Which to use. When variances are clearly close (similar sample SDs, similar sample sizes), the pooled test is slightly more powerful. When they are not, the pooled test can be misleading. A quick rule used in many textbooks: pool if the larger sample standard deviation is less than twice the smaller; otherwise use Welch. Many software packages default to Welch because it is robust to unequal variances and only mildly less powerful when they are equal.

The Worked Example

A study compares exam scores for two sections of an intro stats class. Section A (n₁ = 20) has mean x̄₁ = 78 and SD s₁ = 8. Section B (n₂ = 25) has mean x̄₂ = 73 and SD s₂ = 9. Is there evidence that Section A scored higher on average? Test at α = 0.05.

Step 1 — Hypotheses. The instructor suspects A scored higher, so this is right-tailed:

  • H₀: μ_A − μ_B = 0
  • H₁: μ_A − μ_B > 0

Step 2 — Pool or not? The two SDs (8 and 9) are close — 9 is only 1.125 × 8 — so pooling is reasonable. We will use the pooled test.

Step 3 — Pooled variance.

s²ₚ = ((20 − 1)(8²) + (25 − 1)(9²)) / (20 + 25 − 2) = (19 × 64 + 24 × 81) / 43 = (1216 + 1944) / 43 = 3160 / 43 ≈ 73.49

So sₚ ≈ √73.49 ≈ 8.57.

Step 4 — Standard error.

SE = √(73.49 × (1/20 + 1/25)) = √(73.49 × (0.05 + 0.04)) = √(73.49 × 0.09) = √6.614 ≈ 2.572

Step 5 — Test statistic.

t = (x̄_A − x̄_B − 0) / SE = (78 − 73) / 2.572 = 5 / 2.572 ≈ 1.944

Step 6 — df and p-value. df = 20 + 25 − 2 = 43. For a right-tailed test with t = 1.944 and df = 43, the p-value from a t-table or calculator is approximately 0.029.

Step 7 — Decision and conclusion. p = 0.029 is less than α = 0.05, so reject H₀. There is statistically significant evidence at the 0.05 level that Section A's mean exam score is higher than Section B's. A difference of five points or more, with these sample sizes, would occur about 2.9% of the time if the two sections truly had the same mean.

If you had run the Welch version instead, the SE would be √(64/20 + 81/25) = √(3.2 + 3.24) = √6.44 ≈ 2.538, giving t ≈ 1.971 and df ≈ 41.6 — the conclusion would not change. Pooled and unpooled rarely disagree when the variances are close and sample sizes are not tiny.

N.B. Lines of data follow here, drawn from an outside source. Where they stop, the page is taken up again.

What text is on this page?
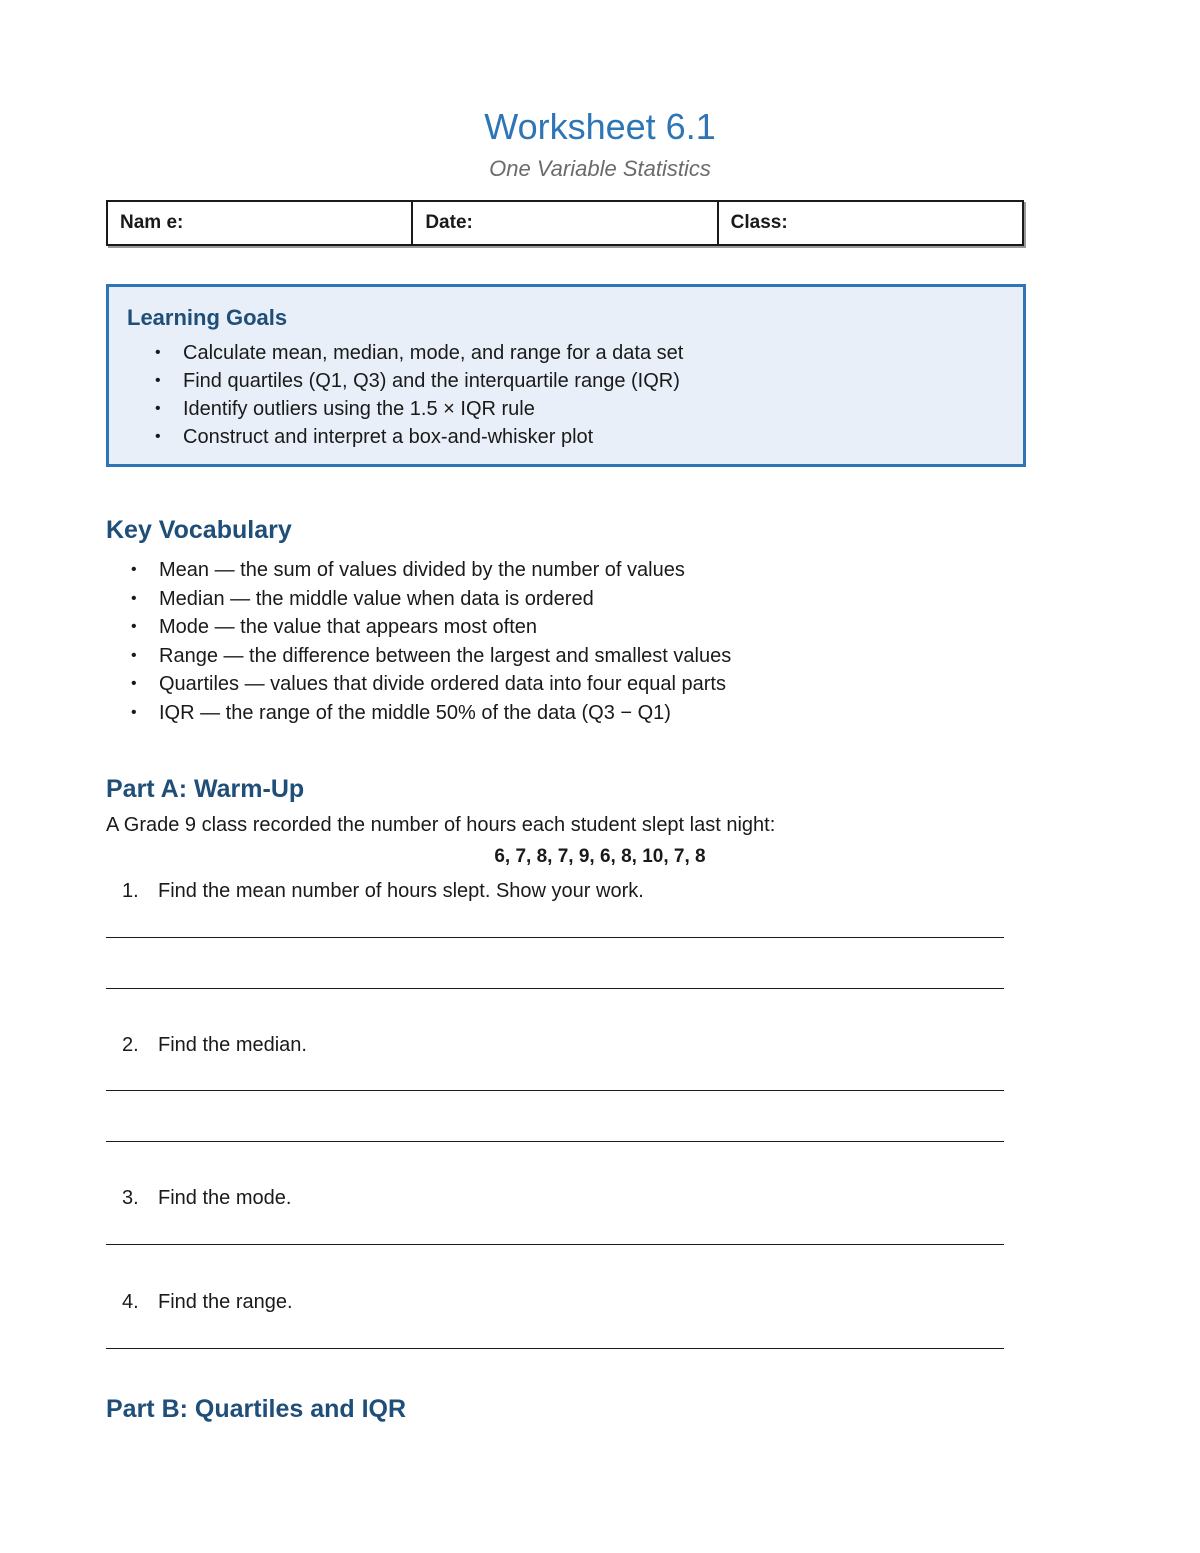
Worksheet 6.1
One Variable Statistics
Nam e:	Date:	Class:
Learning Goals
• Calculate mean, median, mode, and range for a data set
• Find quartiles (Q1, Q3) and the interquartile range (IQR)
• Identify outliers using the 1.5 × IQR rule
• Construct and interpret a box-and-whisker plot
Key Vocabulary
• Mean — the sum of values divided by the number of values
• Median — the middle value when data is ordered
• Mode — the value that appears most often
• Range — the difference between the largest and smallest values
• Quartiles — values that divide ordered data into four equal parts
• IQR — the range of the middle 50% of the data (Q3 − Q1)
Part A: Warm-Up
A Grade 9 class recorded the number of hours each student slept last night:
6, 7, 8, 7, 9, 6, 8, 10, 7, 8
1. Find the mean number of hours slept. Show your work.
2. Find the median.
3. Find the mode.
4. Find the range.
Part B: Quartiles and IQR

Confidence Intervals From the Same Machinery

You can also build a confidence interval for μ₁ − μ₂ using the same standard error:

(x̄₁ − x̄₂) ± t* × SE

with t* from the t-distribution at your chosen confidence level and df. For the pooled example with 95% confidence, t* with df = 43 is about 2.017. The interval is 5 ± 2.017 × 2.572 = 5 ± 5.19, or roughly (−0.19, 10.19). Because the interval just barely contains zero, you would fail to reject a two-sided test at α = 0.05 — which is consistent: the one-sided p-value was 0.029, so the two-sided p-value would be about 0.058.

This pattern — a one-sided test rejecting while the corresponding two-sided test does not — is a frequent stumbling block. Make sure your tail matches the alternative the problem actually states.

Common Mistakes

The first is running it on paired data. If each row in the data set has a "before" and "after" for the same subject, the observations are not independent. Use a paired t-test; ignoring the pairing inflates the standard error and hurts power.

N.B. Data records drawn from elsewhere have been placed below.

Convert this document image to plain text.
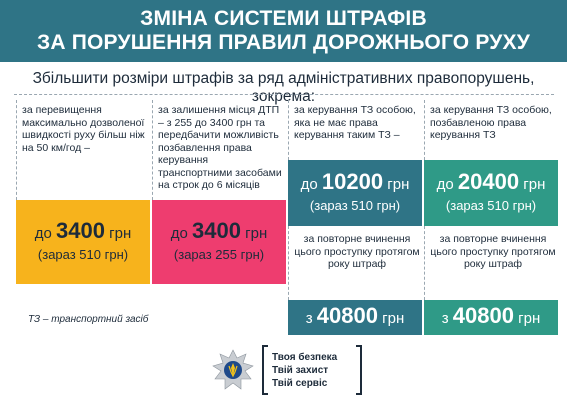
ЗМІНА СИСТЕМИ ШТРАФІВ
ЗА ПОРУШЕННЯ ПРАВИЛ ДОРОЖНЬОГО РУХУ
Збільшити розміри штрафів за ряд адміністративних правопорушень, зокрема:
за перевищення максимально дозволеної швидкості руху більш ніж на 50 км/год –
до 3400 грн
(зараз 510 грн)
за залишення місця ДТП – з 255 до 3400 грн та передбачити можливість позбавлення права керування транспортними засобами на строк до 6 місяців
до 3400 грн
(зараз 255 грн)
за керування ТЗ особою, яка не має права керування таким ТЗ –
до 10200 грн
(зараз 510 грн)
за повторне вчинення цього проступку протягом року штраф
з 40800 грн
за керування ТЗ особою, позбавленою права керування ТЗ
до 20400 грн
(зараз 510 грн)
за повторне вчинення цього проступку протягом року штраф
з 40800 грн
ТЗ – транспортний засіб
Твоя безпека
Твій захист
Твій сервіс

The second is pooling when the variances are not equal. With wildly different SDs the pooled formula understates the standard error for the group with larger variance and overstates it for the smaller. When in doubt, use Welch — it costs almost nothing in power and is safer.

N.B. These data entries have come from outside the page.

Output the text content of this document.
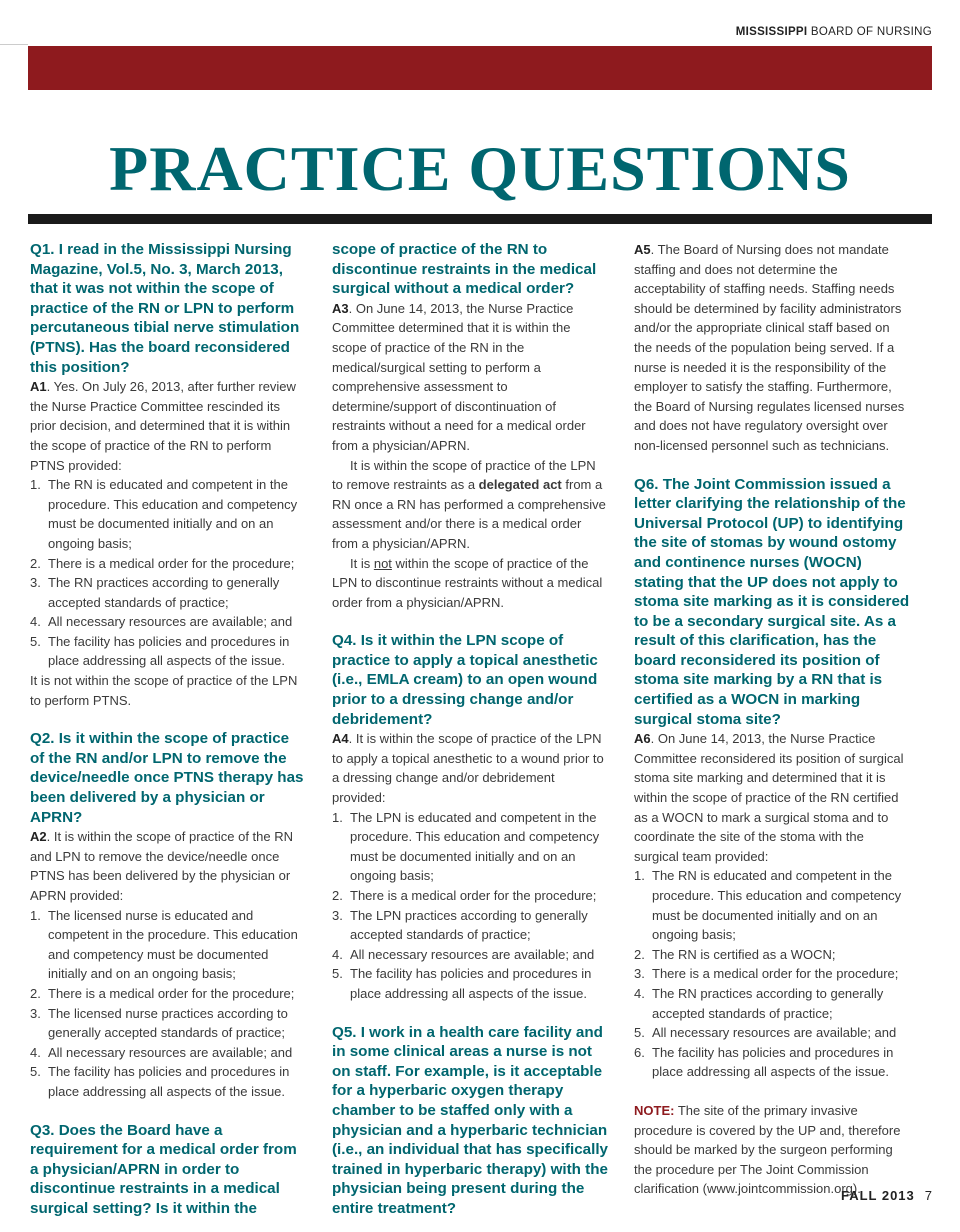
MISSISSIPPI BOARD OF NURSING
PRACTICE QUESTIONS

Q1. I read in the Mississippi Nursing Magazine, Vol.5, No. 3, March 2013, that it was not within the scope of practice of the RN or LPN to perform percutaneous tibial nerve stimulation (PTNS). Has the board reconsidered this position?

A1. Yes. On July 26, 2013, after further review the Nurse Practice Committee rescinded its prior decision, and determined that it is within the scope of practice of the RN to perform PTNS provided:

1. The RN is educated and competent in the procedure. This education and competency must be documented initially and on an ongoing basis;
2. There is a medical order for the procedure;
3. The RN practices according to generally accepted standards of practice;
4. All necessary resources are available; and
5. The facility has policies and procedures in place addressing all aspects of the issue.

It is not within the scope of practice of the LPN to perform PTNS.

Q2. Is it within the scope of practice of the RN and/or LPN to remove the device/needle once PTNS therapy has been delivered by a physician or APRN?

A2. It is within the scope of practice of the RN and LPN to remove the device/needle once PTNS has been delivered by the physician or APRN provided:

1. The licensed nurse is educated and competent in the procedure. This education and competency must be documented initially and on an ongoing basis;
2. There is a medical order for the procedure;
3. The licensed nurse practices according to generally accepted standards of practice;
4. All necessary resources are available; and
5. The facility has policies and procedures in place addressing all aspects of the issue.

Q3. Does the Board have a requirement for a medical order from a physician/APRN in order to discontinue restraints in a medical surgical setting? Is it within the

scope of practice of the RN to discontinue restraints in the medical surgical without a medical order?

A3. On June 14, 2013, the Nurse Practice Committee determined that it is within the scope of practice of the RN in the medical/surgical setting to perform a comprehensive assessment to determine/support of discontinuation of restraints without a need for a medical order from a physician/APRN.

It is within the scope of practice of the LPN to remove restraints as a delegated act from a RN once a RN has performed a comprehensive assessment and/or there is a medical order from a physician/APRN.

It is not within the scope of practice of the LPN to discontinue restraints without a medical order from a physician/APRN.

Q4. Is it within the LPN scope of practice to apply a topical anesthetic (i.e., EMLA cream) to an open wound prior to a dressing change and/or debridement?

A4. It is within the scope of practice of the LPN to apply a topical anesthetic to a wound prior to a dressing change and/or debridement provided:

1. The LPN is educated and competent in the procedure. This education and competency must be documented initially and on an ongoing basis;
2. There is a medical order for the procedure;
3. The LPN practices according to generally accepted standards of practice;
4. All necessary resources are available; and
5. The facility has policies and procedures in place addressing all aspects of the issue.

Q5. I work in a health care facility and in some clinical areas a nurse is not on staff. For example, is it acceptable for a hyperbaric oxygen therapy chamber to be staffed only with a physician and a hyperbaric technician (i.e., an individual that has specifically trained in hyperbaric therapy) with the physician being present during the entire treatment?

A5. The Board of Nursing does not mandate staffing and does not determine the acceptability of staffing needs. Staffing needs should be determined by facility administrators and/or the appropriate clinical staff based on the needs of the population being served. If a nurse is needed it is the responsibility of the employer to satisfy the staffing. Furthermore, the Board of Nursing regulates licensed nurses and does not have regulatory oversight over non-licensed personnel such as technicians.

Q6. The Joint Commission issued a letter clarifying the relationship of the Universal Protocol (UP) to identifying the site of stomas by wound ostomy and continence nurses (WOCN) stating that the UP does not apply to stoma site marking as it is considered to be a secondary surgical site. As a result of this clarification, has the board reconsidered its position of stoma site marking by a RN that is certified as a WOCN in marking surgical stoma site?

A6. On June 14, 2013, the Nurse Practice Committee reconsidered its position of surgical stoma site marking and determined that it is within the scope of practice of the RN certified as a WOCN to mark a surgical stoma and to coordinate the site of the stoma with the surgical team provided:

1. The RN is educated and competent in the procedure. This education and competency must be documented initially and on an ongoing basis;
2. The RN is certified as a WOCN;
3. There is a medical order for the procedure;
4. The RN practices according to generally accepted standards of practice;
5. All necessary resources are available; and
6. The facility has policies and procedures in place addressing all aspects of the issue.

NOTE: The site of the primary invasive procedure is covered by the UP and, therefore should be marked by the surgeon performing the procedure per The Joint Commission clarification (www.jointcommission.org).

FALL 2013 7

The third is confusing the test statistic's df with n − 1. With two samples the pooled df is n₁ + n₂ − 2, not n₁ − 1 or n₂ − 1. Welch's df is a different formula altogether and is rarely a whole number.

Getting Help

If the deeper question is which test to use at all — between a t-test and a z-test, between one sample and two — work through t-test vs. z-test. For the matched-pairs case, the paired t-test walkthrough shows how the procedure changes when the two columns of data go together row by row.

Conclusion

A two-sample t-test compares two independent means using either a pooled or an unpooled standard error. Read the sample SDs to decide which to use, compute the test statistic with the matching standard error and df, and translate the result into a sentence about the original groups. The exam version of this test almost always reduces to plugging four numbers — two means and two SDs — into one of the two formulas above.